Before Buzzfeed, Daro worked at the National Post. He said he would often write about “weird shit” he came across online and that “nobody really stopped [him]”. Buzzfeed must have been interested in this “weird shit” because when they expanded into Canada in 2015 they asked Daro if he would be interested in contributing similar pieces for them.

 

Daro said that he loves to write about “anything weird and highly specific to a certain community.” He said that writing these types of stories makes him feel privileged because it helps him learn more about the unique places that make up Canada. He said the “whole Chase The Ace drama” in Newfoundland is an example of the type of weird and highly specific topic that social news reporters like to write about. Apparently people in the Buzzfeed office followed this story very closely because it was, “frankly, insane. But also delightful.”

 

Despite not writing the Chase The Ace article, Daro has contributed a number of pieces about Newfoundland in the past year. Some of these stories are fun and light-hearted such as Holy Spirit High School going “bananas” for Halloween, and the delayed flight that erupted into an impromptu kitchen party.  He also pens more serious and socially relevant articles like the Halloween party in which law enforcement workers wore Blackface and the Prime Minister’s recent apology to residential school survivors in Newfoundland. Daro said that Buzzfeed tries to write about interesting things wherever in Canada they might be occurring. “[I]n the last year we’ve certainly noticed and written about more stories in Newfoundland. I’m not sure why exactly that is, but my theory is that there’s a strong sense of community — so when something cool happens or when something goes wrong, there’s likely to be a stronger reaction.

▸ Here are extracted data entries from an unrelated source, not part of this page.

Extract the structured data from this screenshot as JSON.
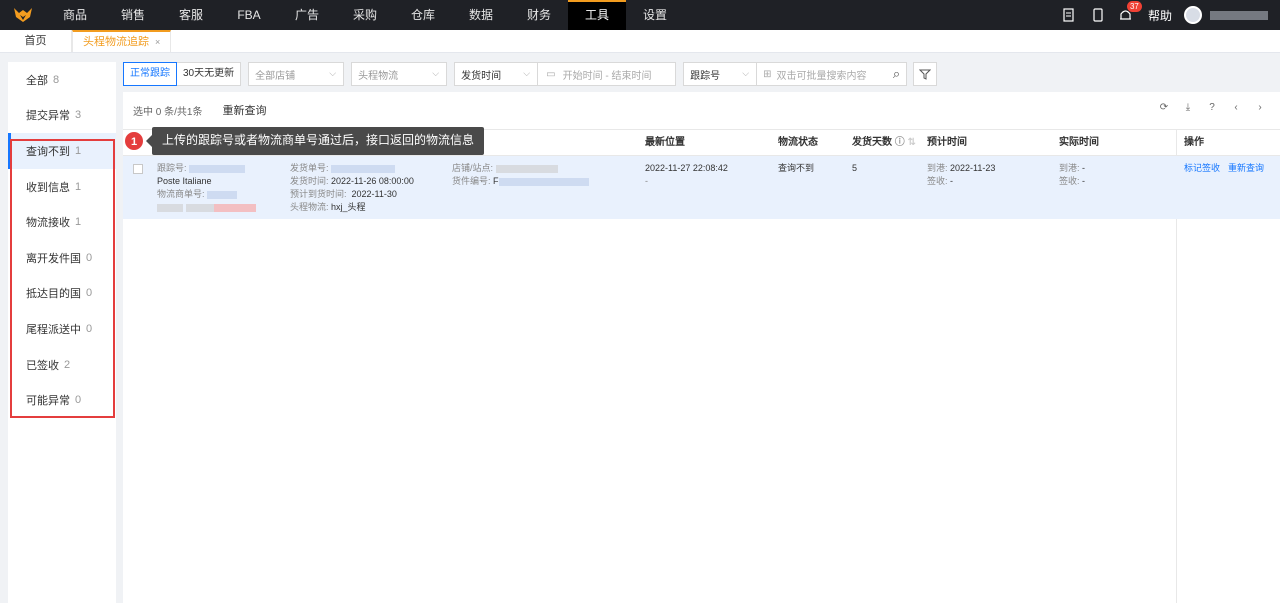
{
  "nav": {
    "items": [
      "商品",
      "销售",
      "客服",
      "FBA",
      "广告",
      "采购",
      "仓库",
      "数据",
      "财务",
      "工具",
      "设置"
    ],
    "active_index": 9,
    "help": "帮助",
    "badge_count": "37"
  },
  "tabs": {
    "home": "首页",
    "active": "头程物流追踪",
    "close": "×"
  },
  "sidebar": {
    "items": [
      {
        "label": "全部",
        "count": "8"
      },
      {
        "label": "提交异常",
        "count": "3"
      },
      {
        "label": "查询不到",
        "count": "1"
      },
      {
        "label": "收到信息",
        "count": "1"
      },
      {
        "label": "物流接收",
        "count": "1"
      },
      {
        "label": "离开发件国",
        "count": "0"
      },
      {
        "label": "抵达目的国",
        "count": "0"
      },
      {
        "label": "尾程派送中",
        "count": "0"
      },
      {
        "label": "已签收",
        "count": "2"
      },
      {
        "label": "可能异常",
        "count": "0"
      }
    ]
  },
  "filters": {
    "seg_on": "正常跟踪",
    "seg_off": "30天无更新",
    "shop": "全部店铺",
    "logistics": "头程物流",
    "date_type": "发货时间",
    "date_range": "开始时间 - 结束时间",
    "search_type": "跟踪号",
    "search_placeholder": "双击可批量搜索内容"
  },
  "toolbar": {
    "selected": "选中 0 条/共1条",
    "requery": "重新查询"
  },
  "table": {
    "headers": {
      "latest": "最新位置",
      "status": "物流状态",
      "days": "发货天数",
      "eta": "预计时间",
      "actual": "实际时间",
      "ops": "操作"
    },
    "row": {
      "track_label": "跟踪号:",
      "carrier": "Poste Italiane",
      "carrier_no_label": "物流商单号:",
      "ship_no_label": "发货单号:",
      "ship_time_label": "发货时间:",
      "ship_time": "2022-11-26 08:00:00",
      "arrive_label": "预计到货时间:",
      "arrive_time": "2022-11-30",
      "logi_label": "头程物流:",
      "logi": "hxj_头程",
      "shop_label": "店铺/站点:",
      "goods_label": "货件编号:",
      "goods_prefix": "F",
      "latest_time": "2022-11-27 22:08:42",
      "latest_place": "-",
      "status": "查询不到",
      "days": "5",
      "eta_port_label": "到港:",
      "eta_port": "2022-11-23",
      "eta_sign_label": "签收:",
      "eta_sign": "-",
      "act_port_label": "到港:",
      "act_port": "-",
      "act_sign_label": "签收:",
      "act_sign": "-",
      "op1": "标记签收",
      "op2": "重新查询"
    }
  },
  "tooltip": {
    "num": "1",
    "text": "上传的跟踪号或者物流商单号通过后，接口返回的物流信息"
  }
}
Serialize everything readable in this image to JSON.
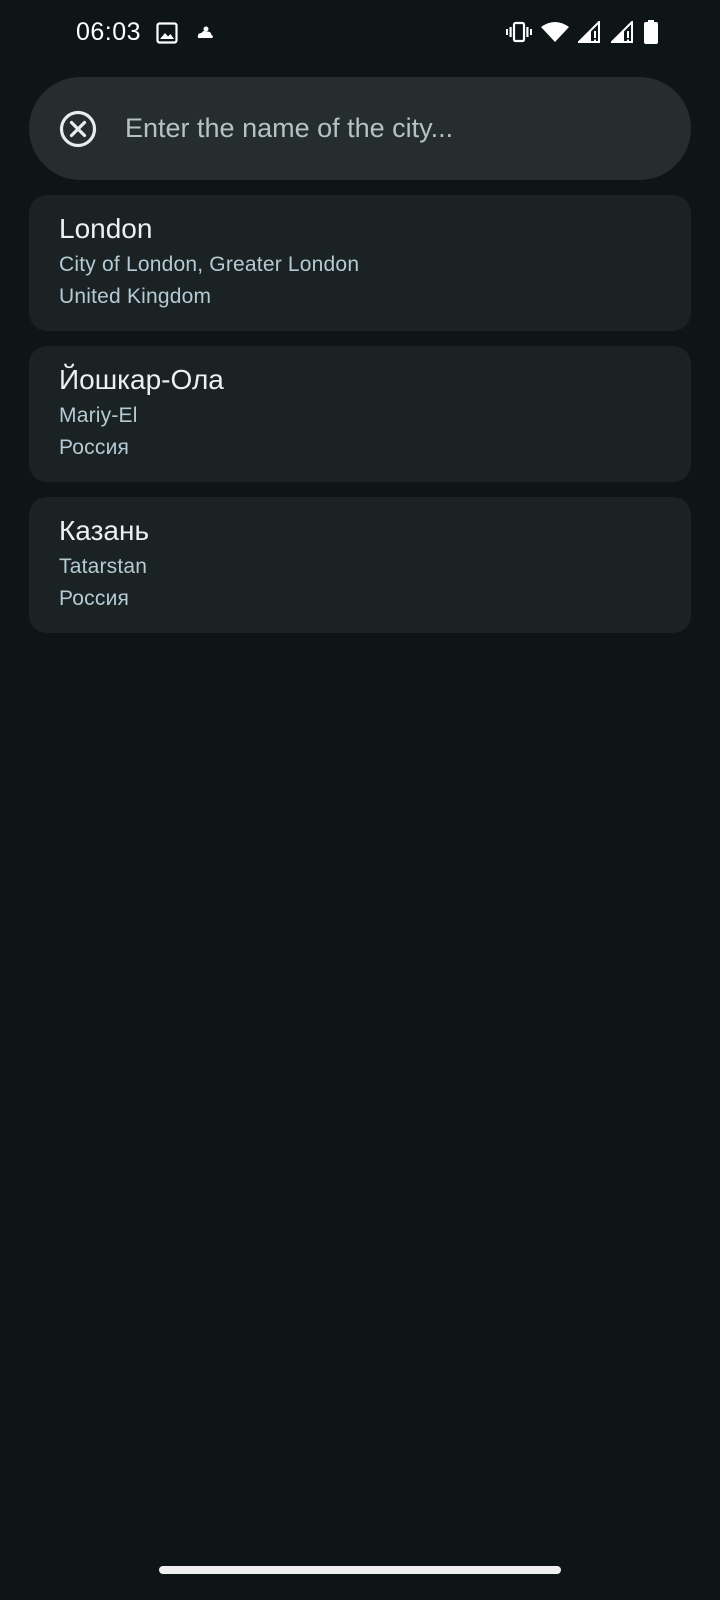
{
  "status_bar": {
    "time": "06:03",
    "left_icons": [
      "gallery-icon",
      "weather-cloud-icon"
    ],
    "right_icons": [
      "vibrate-icon",
      "wifi-icon",
      "signal-icon",
      "signal-icon",
      "battery-icon"
    ]
  },
  "search": {
    "placeholder": "Enter the name of the city...",
    "value": "",
    "clear_icon": "close-circle-icon"
  },
  "results": [
    {
      "name": "London",
      "region": "City of London, Greater London",
      "country": "United Kingdom"
    },
    {
      "name": "Йошкар-Ола",
      "region": "Mariy-El",
      "country": "Россия"
    },
    {
      "name": "Казань",
      "region": "Tatarstan",
      "country": "Россия"
    }
  ],
  "colors": {
    "background": "#0d1517",
    "search_bg": "#252d2f",
    "card_bg": "#1a2224",
    "secondary_text": "#b4cad4"
  }
}
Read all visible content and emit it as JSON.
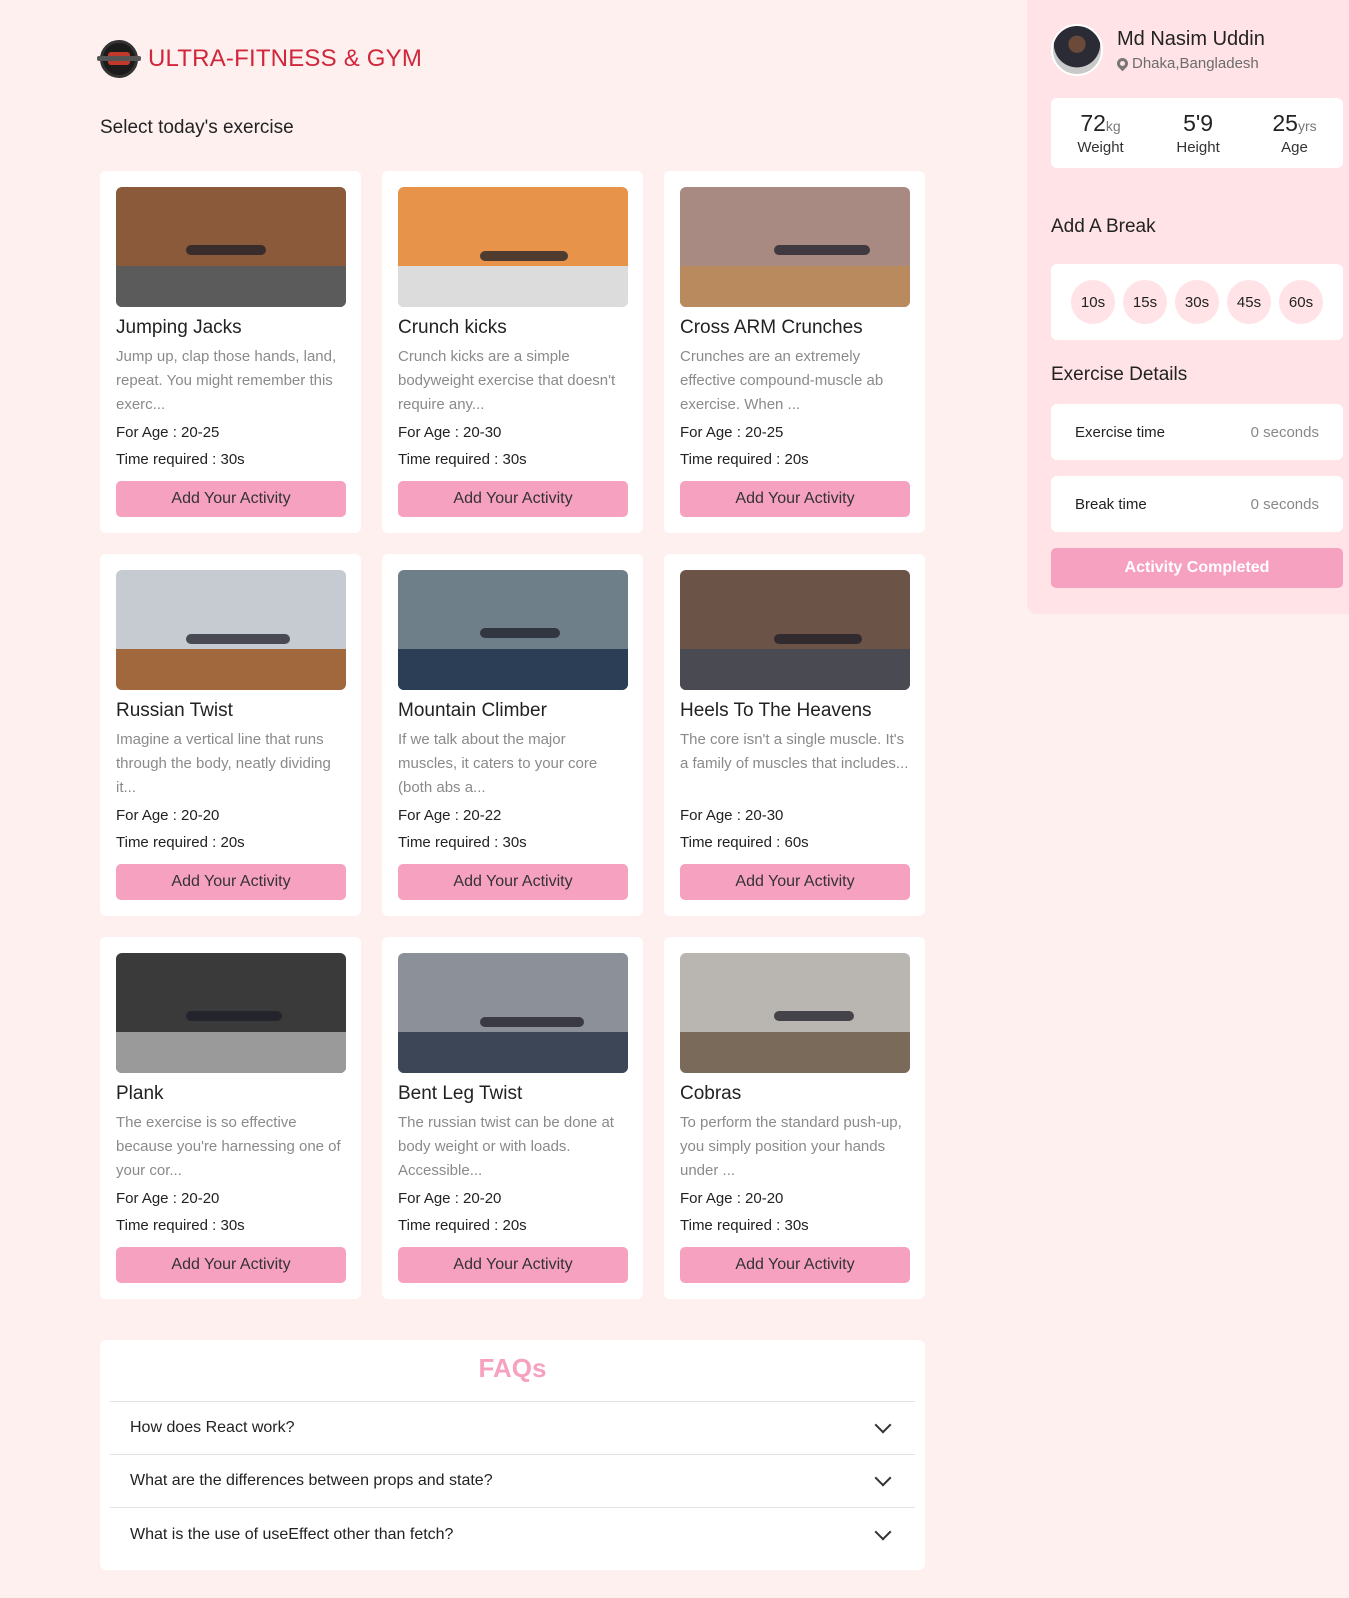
{
  "brand": {
    "title": "ULTRA-FITNESS & GYM"
  },
  "main": {
    "section_title": "Select today's exercise",
    "cards": [
      {
        "title": "Jumping Jacks",
        "desc": "Jump up, clap those hands, land, repeat. You might remember this exerc...",
        "age": "For Age : 20-25",
        "time": "Time required : 30s",
        "button": "Add Your Activity",
        "img_bg": "#8a5a3b",
        "img_floor": "#5b5b5b"
      },
      {
        "title": "Crunch kicks",
        "desc": "Crunch kicks are a simple bodyweight exercise that doesn't require any...",
        "age": "For Age : 20-30",
        "time": "Time required : 30s",
        "button": "Add Your Activity",
        "img_bg": "#e8934a",
        "img_floor": "#dcdcdc"
      },
      {
        "title": "Cross ARM Crunches",
        "desc": "Crunches are an extremely effective compound-muscle ab exercise. When ...",
        "age": "For Age : 20-25",
        "time": "Time required : 20s",
        "button": "Add Your Activity",
        "img_bg": "#a88a82",
        "img_floor": "#b88a5e"
      },
      {
        "title": "Russian Twist",
        "desc": "Imagine a vertical line that runs through the body, neatly dividing it...",
        "age": "For Age : 20-20",
        "time": "Time required : 20s",
        "button": "Add Your Activity",
        "img_bg": "#c5cbd1",
        "img_floor": "#a0683c"
      },
      {
        "title": "Mountain Climber",
        "desc": "If we talk about the major muscles, it caters to your core (both abs a...",
        "age": "For Age : 20-22",
        "time": "Time required : 30s",
        "button": "Add Your Activity",
        "img_bg": "#6f7f8a",
        "img_floor": "#2c3e55"
      },
      {
        "title": "Heels To The Heavens",
        "desc": "The core isn't a single muscle. It's a family of muscles that includes...",
        "age": "For Age : 20-30",
        "time": "Time required : 60s",
        "button": "Add Your Activity",
        "img_bg": "#6b5447",
        "img_floor": "#4a4a52"
      },
      {
        "title": "Plank",
        "desc": "The exercise is so effective because you're harnessing one of your cor...",
        "age": "For Age : 20-20",
        "time": "Time required : 30s",
        "button": "Add Your Activity",
        "img_bg": "#3a3a3a",
        "img_floor": "#9a9a9a"
      },
      {
        "title": "Bent Leg Twist",
        "desc": "The russian twist can be done at body weight or with loads. Accessible...",
        "age": "For Age : 20-20",
        "time": "Time required : 20s",
        "button": "Add Your Activity",
        "img_bg": "#8b9099",
        "img_floor": "#3d4656"
      },
      {
        "title": "Cobras",
        "desc": "To perform the standard push-up, you simply position your hands under ...",
        "age": "For Age : 20-20",
        "time": "Time required : 30s",
        "button": "Add Your Activity",
        "img_bg": "#b9b5b0",
        "img_floor": "#7a6a5a"
      }
    ]
  },
  "faq": {
    "title": "FAQs",
    "items": [
      {
        "question": "How does React work?"
      },
      {
        "question": "What are the differences between props and state?"
      },
      {
        "question": "What is the use of useEffect other than fetch?"
      }
    ]
  },
  "sidebar": {
    "user_name": "Md Nasim Uddin",
    "location": "Dhaka,Bangladesh",
    "stats": {
      "weight": {
        "value": "72",
        "unit": "kg",
        "label": "Weight"
      },
      "height": {
        "value": "5'9",
        "unit": "",
        "label": "Height"
      },
      "age": {
        "value": "25",
        "unit": "yrs",
        "label": "Age"
      }
    },
    "break_heading": "Add A Break",
    "breaks": [
      "10s",
      "15s",
      "30s",
      "45s",
      "60s"
    ],
    "details_heading": "Exercise Details",
    "exercise_time": {
      "label": "Exercise time",
      "value": "0 seconds"
    },
    "break_time": {
      "label": "Break time",
      "value": "0 seconds"
    },
    "complete_button": "Activity Completed"
  },
  "colors": {
    "accent_pink": "#f7a1c0",
    "brand_red": "#d0273a",
    "page_bg": "#fff0f0",
    "sidebar_bg": "#ffe3e6"
  },
  "icons": {
    "logo": "gym-logo-icon",
    "location": "map-pin-icon",
    "faq_toggle": "chevron-down-icon"
  }
}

In a lot of other parts of the country, it can be hard to find that kind of communal spirit.”

 

Buzzfeed often finds stories about Newfoundland through social media, but Daro also said that sometimes people reach out to them. “The case of the fundraiser where people showed up in blackface is one such example, where a woman was so outraged that she wanted to get the word out. It’s a mix.”

 

When asked if he has any connection to Newfoundland and Labrador or if he has visited the province, Daro said “[i]t is to my great shame that I’ve never visited Newfoundland, or Atlantic Canada more generally. But I have a real affinity for The Rock. There’s always kind of a weird, unexpected twist to stories out of Newfoundland, and it often reminds me of my own home province in that way.” He believes that there lies a sort of skepticism towards mainland Canada in Newfoundland which he identifies with as someone who comes from the prairies. “[T]he Easterners are screwing us all — and by Easterners, we, of course, mean Ontario and Quebec. So Central Canada, really. It’s kind of confusing.”

 

Friends of Daro’s who are from Newfoundland have convinced him that St. John’s is “probably [his] spiritual home.”

 

If he were to visit, Daro said that he would “definitely go whale watching and then pay [his] respects to the “Newfie Bullet” at the Railway Coastal Museum.”

 

We couldn’t conduct an interview with a contributor from Buzzfeed without asking for some advice for anyone who may have similar career aspirations. Daro said that the first thing for anyone who wants to be a writer is to find your niche or specialty. “That could mean going to law school and becoming the most knowledgeable person to write about the courts, or it could mean spending your days in strange Tumblr communities and being the expert on all the drama going on there. Ultimately, most people who get into reporting are pretty good generalists, but what sets someone apart is whether they have that obsessive focus and expertise.”